Repeat once for a second layer. Brush the shoe with your shoe brush in a circular pattern to bring out the shine. For a ‘spit shine,’ use the polish up to 5 times until you’ve achieved the desired result. Finish with a slightly damp clean cloth.
For unfinished leather, use oil to preserve the leather-like mink oil. Follow the same instructions for the leather polish.
How to Care for Leather Boots and Shoes
Don’t wear your leather shoes day after day. Giving them a day off once in a while helps prolong the life of your shoes. When you’re not wearing them, don’t store them in shoe boxes as this keeps them from breathing. Keeping your shoes out in the open lets them absorb moisture from the air to stay moisturized.
Another great homemade leather cleaner is made by mixing lemon juice and cream of tartar. It works slightly better especially on getting rid of water stains.
Condition your shoes with a leather conditioner a couple of times a year to keep them looking sharp. Doing so can also help waterproof your leather shoes. Condition right after using a DIY shoe cleaner while the boot is still a bit damp.
For a homemade conditioner, use linseed oil and white vinegar. Wipe onto shoes and let it sit for 15-20 minutes. Using a soft, clean cloth, buff into shoes for so they’ll shine. You can also use plain olive oil, letting it dry on the shoe.
While a type of leather, suede shoes require a unique treatment.
If your shoes have gotten wet and muddy, let dry before cleaning, using a paper towel to dry as much as possible. As we already covered this in our tips on how to clean suede shoes, it is best to use a suede brush, consisting of stiff metal. Use this on any dirty spots, and make sure to brush in the same direction.

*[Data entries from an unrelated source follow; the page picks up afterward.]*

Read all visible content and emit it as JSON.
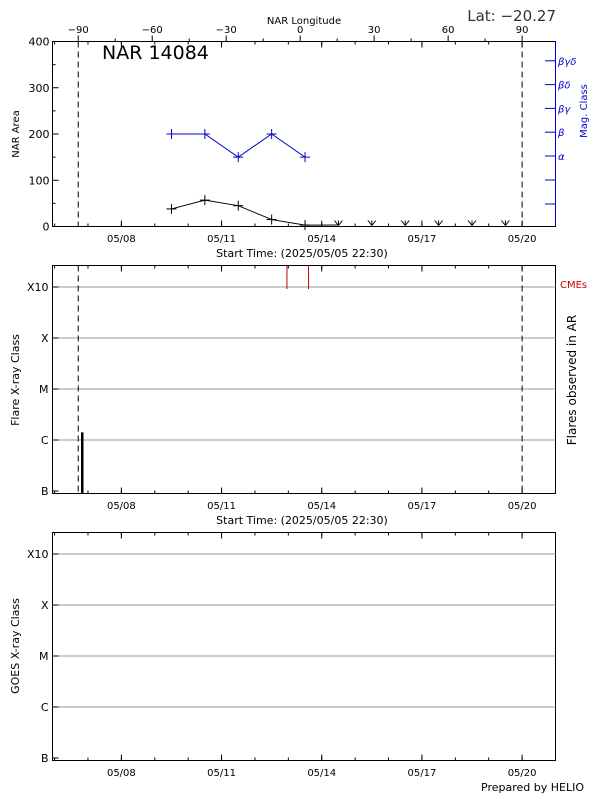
{
  "header": {
    "lat_text": "Lat: −20.27",
    "nar_label": "NAR 14084",
    "prepared_by": "Prepared by HELIO"
  },
  "colors": {
    "axis": "#000000",
    "mag_class": "#0000cc",
    "cmes": "#cc0000",
    "grid": "#999999"
  },
  "shared": {
    "x_tick_labels": [
      "05/08",
      "05/11",
      "05/14",
      "05/17",
      "05/20"
    ],
    "x_tick_dates": [
      "2025-05-08",
      "2025-05-11",
      "2025-05-14",
      "2025-05-17",
      "2025-05-20"
    ],
    "xlabel": "Start Time: (2025/05/05 22:30)",
    "xlim": [
      "2025-05-05 22:30",
      "2025-05-21 00:00"
    ],
    "event_dates": [
      "2025-05-06 17:00",
      "2025-05-20 00:00"
    ]
  },
  "chart_data": [
    {
      "type": "line",
      "name_label": "NAR 14084",
      "top_axis": {
        "title": "NAR Longitude",
        "ticks": [
          -90,
          -60,
          -30,
          0,
          30,
          60,
          90
        ],
        "tick_labels": [
          "−90",
          "−60",
          "−30",
          "0",
          "30",
          "60",
          "90"
        ]
      },
      "ylabel": "NAR Area",
      "ylim": [
        0,
        400
      ],
      "yticks": [
        0,
        100,
        200,
        300,
        400
      ],
      "right_axis": {
        "title": "Mag. Class",
        "tick_labels": [
          "α",
          "β",
          "βγ",
          "βδ",
          "βγδ"
        ]
      },
      "series": [
        {
          "name": "NAR Area",
          "points": [
            {
              "date": "2025-05-09 12:00",
              "value": 38
            },
            {
              "date": "2025-05-10 12:00",
              "value": 57
            },
            {
              "date": "2025-05-11 12:00",
              "value": 45
            },
            {
              "date": "2025-05-12 12:00",
              "value": 15
            },
            {
              "date": "2025-05-13 12:00",
              "value": 3
            }
          ],
          "down_arrow_dates": [
            "2025-05-14 12:00",
            "2025-05-15 12:00",
            "2025-05-16 12:00",
            "2025-05-17 12:00",
            "2025-05-18 12:00",
            "2025-05-19 12:00"
          ]
        },
        {
          "name": "Mag. Class",
          "points": [
            {
              "date": "2025-05-09 12:00",
              "value": 200
            },
            {
              "date": "2025-05-10 12:00",
              "value": 200
            },
            {
              "date": "2025-05-11 12:00",
              "value": 150
            },
            {
              "date": "2025-05-12 12:00",
              "value": 200
            },
            {
              "date": "2025-05-13 12:00",
              "value": 150
            }
          ]
        }
      ]
    },
    {
      "type": "bar",
      "ylabel": "Flare X-ray Class",
      "right_label": "Flares observed in AR",
      "cme_label": "CMEs",
      "class_labels": [
        "B",
        "C",
        "M",
        "X",
        "X10"
      ],
      "flares": [
        {
          "date": "2025-05-06 17:00",
          "class_index": 1.15
        }
      ],
      "cme_dates": [
        "2025-05-12 23:00",
        "2025-05-13 14:30"
      ]
    },
    {
      "type": "line",
      "ylabel": "GOES X-ray Class",
      "class_labels": [
        "B",
        "C",
        "M",
        "X",
        "X10"
      ],
      "series": []
    }
  ]
}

For scuffs, rub the shoe with a white pencil eraser. Do this before brushing. For greasy stains, use a sprinkling of baking soda or talcum powder. Rub into stains and let sit for several hours before brushing with a suede brush.
When cleaning suede, only blot, never rub the shoe. Rubbing can mess up the natural nap.
To weatherproof and care for suede shoes, use a weatherproofing spray that is silicone based once a year.
To remove water stains from suede, apply water to the entire shoe. Blot the shoe until you’ve removed all excess water and there are no visible watermarks. Fill the suede shoe with white paper to keep its shape and let dry overnight. In the morning, brush with your suede brush.
If The Shoe Fits
With just a little bit of DIY effort, you can save yourself a lot of money and effort that you would have otherwise spent on replacing or removing water stained, salt-stained, grease-stained or scuffed leather shoes.
In this article, you learned how to clean and care for leather boots and shoes, and how to clean and care for suede shoes.